Het betreft over het algemeen de normbedragen voor de persoonsgebondenbudget (PGB) voor huishoudelijke voorziening, de financiële tegemoetkoming voor vervoerskosten voor het gebruik van de eigen auto of een (rolstoel)taxi, de financiële tegemoetkoming voor een sportvoorzieining en de financiële tegemoetkoming in verhuis- en inrichtingskosten.
Het jaarlijkse indexatiepercentage wordt door Schulinck aangeleverd. Het door Schullinck berkende percentage wijkt af van het percentage, indien dat wordt berekend met de door de VNG toegepaste systematiek. Toepassing van die systematiek leidt tot een indexeringpercentage van 2,2%. Het verschil heeft te maken met het gebruik van verschillende berekeningsmethoden. Het CBS gebruikt zogenaamde voortschrijdende gemiddelden. Dit gemiddelde wordt per maand gepubliceerd. Zoals u weet, publiceert het CBS haar jaargemiddelden op basis van de periode januari tot en met december.
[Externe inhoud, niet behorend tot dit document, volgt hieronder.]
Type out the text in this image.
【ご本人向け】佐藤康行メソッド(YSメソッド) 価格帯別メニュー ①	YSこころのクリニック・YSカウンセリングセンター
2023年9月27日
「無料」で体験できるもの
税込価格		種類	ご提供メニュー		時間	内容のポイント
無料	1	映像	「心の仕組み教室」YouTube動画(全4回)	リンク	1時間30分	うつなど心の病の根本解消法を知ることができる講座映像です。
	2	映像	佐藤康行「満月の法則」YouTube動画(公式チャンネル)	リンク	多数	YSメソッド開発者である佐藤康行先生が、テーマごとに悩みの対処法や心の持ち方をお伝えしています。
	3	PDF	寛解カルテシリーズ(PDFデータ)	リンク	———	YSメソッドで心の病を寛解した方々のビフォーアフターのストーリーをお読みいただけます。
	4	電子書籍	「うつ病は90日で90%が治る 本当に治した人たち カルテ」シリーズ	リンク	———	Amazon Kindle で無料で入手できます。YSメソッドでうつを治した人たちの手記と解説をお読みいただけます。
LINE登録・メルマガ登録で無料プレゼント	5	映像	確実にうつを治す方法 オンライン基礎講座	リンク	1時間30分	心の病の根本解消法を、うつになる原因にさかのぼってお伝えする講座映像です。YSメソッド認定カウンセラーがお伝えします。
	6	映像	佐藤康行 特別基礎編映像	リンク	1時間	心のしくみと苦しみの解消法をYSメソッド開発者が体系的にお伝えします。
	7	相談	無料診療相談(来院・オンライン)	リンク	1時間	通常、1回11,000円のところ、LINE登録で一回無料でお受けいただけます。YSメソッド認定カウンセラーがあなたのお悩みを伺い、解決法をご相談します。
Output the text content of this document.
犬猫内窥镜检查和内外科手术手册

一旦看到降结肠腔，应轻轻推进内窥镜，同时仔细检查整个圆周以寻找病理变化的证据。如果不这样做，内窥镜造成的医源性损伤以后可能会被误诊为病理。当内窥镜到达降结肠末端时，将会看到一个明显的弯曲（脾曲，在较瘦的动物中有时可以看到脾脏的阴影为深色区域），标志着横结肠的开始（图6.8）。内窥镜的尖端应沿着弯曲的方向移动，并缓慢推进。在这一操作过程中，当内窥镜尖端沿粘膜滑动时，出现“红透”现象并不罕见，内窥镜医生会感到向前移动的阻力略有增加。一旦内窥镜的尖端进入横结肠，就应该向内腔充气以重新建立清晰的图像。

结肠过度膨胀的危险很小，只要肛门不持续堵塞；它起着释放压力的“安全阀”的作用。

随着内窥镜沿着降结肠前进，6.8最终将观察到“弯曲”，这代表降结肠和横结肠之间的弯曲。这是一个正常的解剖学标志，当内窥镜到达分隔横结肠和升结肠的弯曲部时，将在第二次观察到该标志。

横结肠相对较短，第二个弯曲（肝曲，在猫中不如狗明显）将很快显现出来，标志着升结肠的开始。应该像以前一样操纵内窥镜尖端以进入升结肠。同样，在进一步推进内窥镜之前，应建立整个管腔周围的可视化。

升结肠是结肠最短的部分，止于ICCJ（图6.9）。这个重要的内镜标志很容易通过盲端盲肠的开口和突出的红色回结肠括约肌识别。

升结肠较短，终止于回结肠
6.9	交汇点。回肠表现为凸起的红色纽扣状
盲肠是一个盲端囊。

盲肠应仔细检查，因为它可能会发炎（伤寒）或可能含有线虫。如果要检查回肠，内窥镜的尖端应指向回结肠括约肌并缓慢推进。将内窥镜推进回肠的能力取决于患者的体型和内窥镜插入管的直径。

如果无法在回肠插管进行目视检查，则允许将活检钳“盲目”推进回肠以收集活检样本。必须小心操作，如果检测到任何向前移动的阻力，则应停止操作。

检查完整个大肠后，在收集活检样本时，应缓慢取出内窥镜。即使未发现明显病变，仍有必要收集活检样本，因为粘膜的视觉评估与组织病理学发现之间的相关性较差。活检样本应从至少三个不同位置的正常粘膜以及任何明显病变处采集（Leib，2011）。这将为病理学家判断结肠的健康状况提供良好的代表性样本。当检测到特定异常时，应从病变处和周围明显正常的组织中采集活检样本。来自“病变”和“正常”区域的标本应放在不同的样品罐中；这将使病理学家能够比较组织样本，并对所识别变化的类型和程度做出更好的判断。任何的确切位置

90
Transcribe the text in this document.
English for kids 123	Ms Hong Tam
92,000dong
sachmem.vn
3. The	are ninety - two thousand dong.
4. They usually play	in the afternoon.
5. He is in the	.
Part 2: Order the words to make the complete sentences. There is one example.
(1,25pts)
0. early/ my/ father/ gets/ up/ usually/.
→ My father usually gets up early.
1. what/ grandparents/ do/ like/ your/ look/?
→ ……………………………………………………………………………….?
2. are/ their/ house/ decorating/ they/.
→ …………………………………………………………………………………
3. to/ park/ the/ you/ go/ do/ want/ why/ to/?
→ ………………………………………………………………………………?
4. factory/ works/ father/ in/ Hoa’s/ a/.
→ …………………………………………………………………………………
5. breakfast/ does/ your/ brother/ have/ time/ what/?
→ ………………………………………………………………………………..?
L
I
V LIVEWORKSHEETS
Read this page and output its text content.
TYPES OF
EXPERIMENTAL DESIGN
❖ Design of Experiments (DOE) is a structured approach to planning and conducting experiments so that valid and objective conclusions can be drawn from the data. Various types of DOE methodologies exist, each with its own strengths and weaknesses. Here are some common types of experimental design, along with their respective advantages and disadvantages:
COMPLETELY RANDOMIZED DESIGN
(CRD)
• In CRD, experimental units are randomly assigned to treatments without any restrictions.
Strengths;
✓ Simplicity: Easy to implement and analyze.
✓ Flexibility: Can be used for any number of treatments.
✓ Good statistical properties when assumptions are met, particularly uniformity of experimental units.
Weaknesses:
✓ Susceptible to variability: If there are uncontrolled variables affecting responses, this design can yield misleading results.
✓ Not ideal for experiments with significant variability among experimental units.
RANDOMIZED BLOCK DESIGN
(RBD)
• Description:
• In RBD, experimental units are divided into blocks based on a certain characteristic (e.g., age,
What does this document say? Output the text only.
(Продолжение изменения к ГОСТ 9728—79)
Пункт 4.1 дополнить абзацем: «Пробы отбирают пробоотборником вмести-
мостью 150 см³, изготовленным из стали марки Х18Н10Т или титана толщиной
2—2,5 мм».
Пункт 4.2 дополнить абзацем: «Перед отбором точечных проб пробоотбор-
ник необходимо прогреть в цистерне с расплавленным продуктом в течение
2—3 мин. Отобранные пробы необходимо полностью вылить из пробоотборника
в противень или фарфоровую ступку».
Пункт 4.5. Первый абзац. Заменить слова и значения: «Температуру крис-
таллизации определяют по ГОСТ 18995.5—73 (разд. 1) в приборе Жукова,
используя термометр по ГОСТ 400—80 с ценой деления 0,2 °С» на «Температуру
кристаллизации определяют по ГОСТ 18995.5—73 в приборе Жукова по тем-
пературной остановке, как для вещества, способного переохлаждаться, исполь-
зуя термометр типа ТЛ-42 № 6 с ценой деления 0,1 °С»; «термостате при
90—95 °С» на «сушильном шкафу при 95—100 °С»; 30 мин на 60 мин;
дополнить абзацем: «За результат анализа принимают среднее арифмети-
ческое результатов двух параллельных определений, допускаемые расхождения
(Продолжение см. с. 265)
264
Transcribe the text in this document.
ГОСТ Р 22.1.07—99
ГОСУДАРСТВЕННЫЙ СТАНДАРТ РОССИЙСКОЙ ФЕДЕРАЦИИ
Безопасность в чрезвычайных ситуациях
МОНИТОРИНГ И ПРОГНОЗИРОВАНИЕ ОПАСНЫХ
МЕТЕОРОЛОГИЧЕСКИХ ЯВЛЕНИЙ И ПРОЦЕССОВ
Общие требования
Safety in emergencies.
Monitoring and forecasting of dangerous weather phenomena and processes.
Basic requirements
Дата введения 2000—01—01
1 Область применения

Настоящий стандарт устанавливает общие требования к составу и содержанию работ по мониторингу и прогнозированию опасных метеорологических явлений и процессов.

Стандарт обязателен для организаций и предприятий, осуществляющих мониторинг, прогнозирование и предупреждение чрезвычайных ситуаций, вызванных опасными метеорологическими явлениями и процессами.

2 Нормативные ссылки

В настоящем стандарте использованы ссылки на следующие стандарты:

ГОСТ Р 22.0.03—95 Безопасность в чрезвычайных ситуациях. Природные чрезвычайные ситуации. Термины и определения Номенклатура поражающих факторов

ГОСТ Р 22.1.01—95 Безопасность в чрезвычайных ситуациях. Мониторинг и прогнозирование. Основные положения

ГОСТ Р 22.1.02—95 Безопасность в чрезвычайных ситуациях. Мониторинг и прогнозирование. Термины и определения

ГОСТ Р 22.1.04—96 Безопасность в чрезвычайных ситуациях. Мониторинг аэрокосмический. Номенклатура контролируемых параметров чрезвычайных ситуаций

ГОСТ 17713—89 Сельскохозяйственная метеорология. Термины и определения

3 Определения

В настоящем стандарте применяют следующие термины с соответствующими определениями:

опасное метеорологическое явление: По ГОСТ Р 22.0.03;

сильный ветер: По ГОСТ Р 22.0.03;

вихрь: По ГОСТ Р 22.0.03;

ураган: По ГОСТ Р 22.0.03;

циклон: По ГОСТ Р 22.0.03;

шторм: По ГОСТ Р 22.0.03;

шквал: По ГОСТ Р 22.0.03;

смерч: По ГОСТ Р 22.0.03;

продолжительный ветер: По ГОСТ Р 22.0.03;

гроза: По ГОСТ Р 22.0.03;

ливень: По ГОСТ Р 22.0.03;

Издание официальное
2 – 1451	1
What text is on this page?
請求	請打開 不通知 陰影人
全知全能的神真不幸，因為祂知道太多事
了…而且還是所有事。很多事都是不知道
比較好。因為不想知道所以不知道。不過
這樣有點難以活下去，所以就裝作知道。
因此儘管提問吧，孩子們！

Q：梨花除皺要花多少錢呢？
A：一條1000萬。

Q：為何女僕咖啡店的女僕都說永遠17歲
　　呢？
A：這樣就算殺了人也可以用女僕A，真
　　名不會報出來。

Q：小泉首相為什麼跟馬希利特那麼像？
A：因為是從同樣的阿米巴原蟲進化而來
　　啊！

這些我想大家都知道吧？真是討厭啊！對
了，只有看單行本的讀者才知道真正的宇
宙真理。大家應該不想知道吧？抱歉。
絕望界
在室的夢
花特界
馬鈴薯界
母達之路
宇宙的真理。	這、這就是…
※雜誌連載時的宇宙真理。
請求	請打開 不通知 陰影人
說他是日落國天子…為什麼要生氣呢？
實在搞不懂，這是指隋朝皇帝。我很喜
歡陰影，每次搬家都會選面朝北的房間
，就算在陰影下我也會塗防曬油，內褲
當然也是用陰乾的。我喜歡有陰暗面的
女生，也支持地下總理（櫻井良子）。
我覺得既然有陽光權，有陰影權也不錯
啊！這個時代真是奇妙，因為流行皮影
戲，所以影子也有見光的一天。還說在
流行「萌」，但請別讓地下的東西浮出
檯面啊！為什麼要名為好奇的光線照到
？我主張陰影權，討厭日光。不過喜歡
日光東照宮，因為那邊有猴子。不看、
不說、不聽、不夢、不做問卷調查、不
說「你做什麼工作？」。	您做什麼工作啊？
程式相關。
Om praktische redenen heeft de VNG er voor gekozen het jaar te laten lopen van december tot en met november. Dit doet Schulinck ook. De VNG maakt evenwel een vergissing in de berekening van het indexeringspercentage door slechts het voortschrijdend gemiddelde van de betreffende maanden december en november te gebruiken. In werkelijkheid moet het zogenaamde jaargemiddelde ('gemiddeld voortschrijdend gemiddelde') over de periode december tot en met november berekend worden. Dit moet vervolgens vergeleken worden met het jaargemiddelde van de voorafgaande periode december tot en met november. Uit die berekening volgt dan het correcte percentage. Schulinck heeft dit nagevraagd bij het CBS en het CBS heeft dit ook bevestigd.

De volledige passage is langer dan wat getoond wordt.